Quali artisti contemporanei apprezza e la ispirano?
«Mi piace molto la fotografia contemporanea e mi ispirano artisti come Jan Saudek, Peter Joel Witkin, David Lachapelle: lavorano sull’immagine come fossero pittori e impiegando molti riferimenti alla tradizione italiana».
Quanto è importante la tecnica pura nella sua arte e quanto sono importanti la capacità tecnica e ‘artigianale’ nel lavoro dell’artista contemporaneo?
«La tecnica è fondamentale nel mio lavoro. Mi piacciono le persone che lavorano con le mani e mi piace tutto ciò che è artigianato. Credo che l’artista contemporaneo debba riappropriarsi di questa capacità. Un artista deve sporcarsi le mani, deve plasmare la propria creatura: non riesco a pensare a un pittore o scultore che si limiti a progettare la propria creazione, delegando ad altri il compito della messa in opera».

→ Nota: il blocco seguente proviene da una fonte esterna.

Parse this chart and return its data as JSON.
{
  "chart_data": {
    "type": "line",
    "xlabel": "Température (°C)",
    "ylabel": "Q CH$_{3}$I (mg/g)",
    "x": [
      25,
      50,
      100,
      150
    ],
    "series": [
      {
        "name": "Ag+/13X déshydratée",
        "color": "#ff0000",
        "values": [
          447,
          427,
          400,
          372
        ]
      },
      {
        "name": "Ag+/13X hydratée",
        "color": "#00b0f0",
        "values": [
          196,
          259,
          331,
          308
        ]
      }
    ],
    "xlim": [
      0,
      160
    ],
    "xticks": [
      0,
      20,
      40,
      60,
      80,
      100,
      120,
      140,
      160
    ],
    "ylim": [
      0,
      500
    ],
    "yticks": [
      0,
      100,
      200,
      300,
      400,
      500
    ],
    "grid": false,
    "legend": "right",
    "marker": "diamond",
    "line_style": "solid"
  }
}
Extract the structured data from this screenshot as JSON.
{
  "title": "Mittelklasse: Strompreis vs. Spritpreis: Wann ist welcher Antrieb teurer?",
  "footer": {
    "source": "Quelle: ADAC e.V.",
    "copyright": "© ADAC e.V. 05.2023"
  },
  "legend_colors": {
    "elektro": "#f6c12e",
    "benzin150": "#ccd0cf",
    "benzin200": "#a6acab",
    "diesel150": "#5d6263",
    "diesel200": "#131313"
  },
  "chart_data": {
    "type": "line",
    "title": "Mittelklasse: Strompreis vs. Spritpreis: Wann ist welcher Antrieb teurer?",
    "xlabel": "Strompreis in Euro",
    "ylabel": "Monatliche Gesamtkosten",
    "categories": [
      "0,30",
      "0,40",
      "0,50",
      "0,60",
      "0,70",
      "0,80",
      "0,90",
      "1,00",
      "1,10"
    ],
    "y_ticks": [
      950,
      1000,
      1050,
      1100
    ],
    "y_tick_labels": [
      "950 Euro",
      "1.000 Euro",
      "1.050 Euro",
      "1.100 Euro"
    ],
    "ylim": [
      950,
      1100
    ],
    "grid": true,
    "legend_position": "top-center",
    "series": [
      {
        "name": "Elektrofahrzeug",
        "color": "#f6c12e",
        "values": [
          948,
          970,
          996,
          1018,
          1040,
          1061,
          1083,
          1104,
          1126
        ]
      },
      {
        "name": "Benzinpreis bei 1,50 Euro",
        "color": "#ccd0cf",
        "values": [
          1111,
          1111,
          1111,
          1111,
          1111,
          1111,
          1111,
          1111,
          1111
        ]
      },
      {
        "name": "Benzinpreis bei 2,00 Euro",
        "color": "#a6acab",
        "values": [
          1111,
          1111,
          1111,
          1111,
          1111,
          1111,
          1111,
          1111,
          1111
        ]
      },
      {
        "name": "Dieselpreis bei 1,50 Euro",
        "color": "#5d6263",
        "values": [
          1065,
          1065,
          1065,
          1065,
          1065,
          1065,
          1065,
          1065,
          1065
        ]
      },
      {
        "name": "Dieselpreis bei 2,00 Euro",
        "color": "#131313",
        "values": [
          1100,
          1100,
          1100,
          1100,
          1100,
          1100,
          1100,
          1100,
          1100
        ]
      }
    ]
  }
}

Arte contemporanea non figurativa e figurativa: possono convivere? E cosa pensa della diatriba intorno alla sopravvivenza dell’arte figurativa?
«Credo possano convivere benissimo, anzi devono convivere: l’arte ha l’obbligo di diversificarsi perché, per definizione, le possibilità espressive sono infinite.
Credo anche che l’arte figurativa esisterà sempre; in un modo o nell’altro l’uomo sarà sempre “tentato” di imitare la natura. È impossibile non fare i conti con essa fin quando i sensi ci permetteranno di percepirla come gli occhi ce la faranno cogliere. Sul piano culturale, poi, credo che gli artisti italiani, in particolare, avvertiranno sempre il peso della storia che ci portiamo addosso: tutto quel nostro glorioso passato, dall’arte classica greco-romana, al Rinascimento, alla rivoluzione di Caravaggio. Fare i conti con tutto questo mondo è quasi d’obbligo, qualsiasi forma d’arte si voglia sperimentare».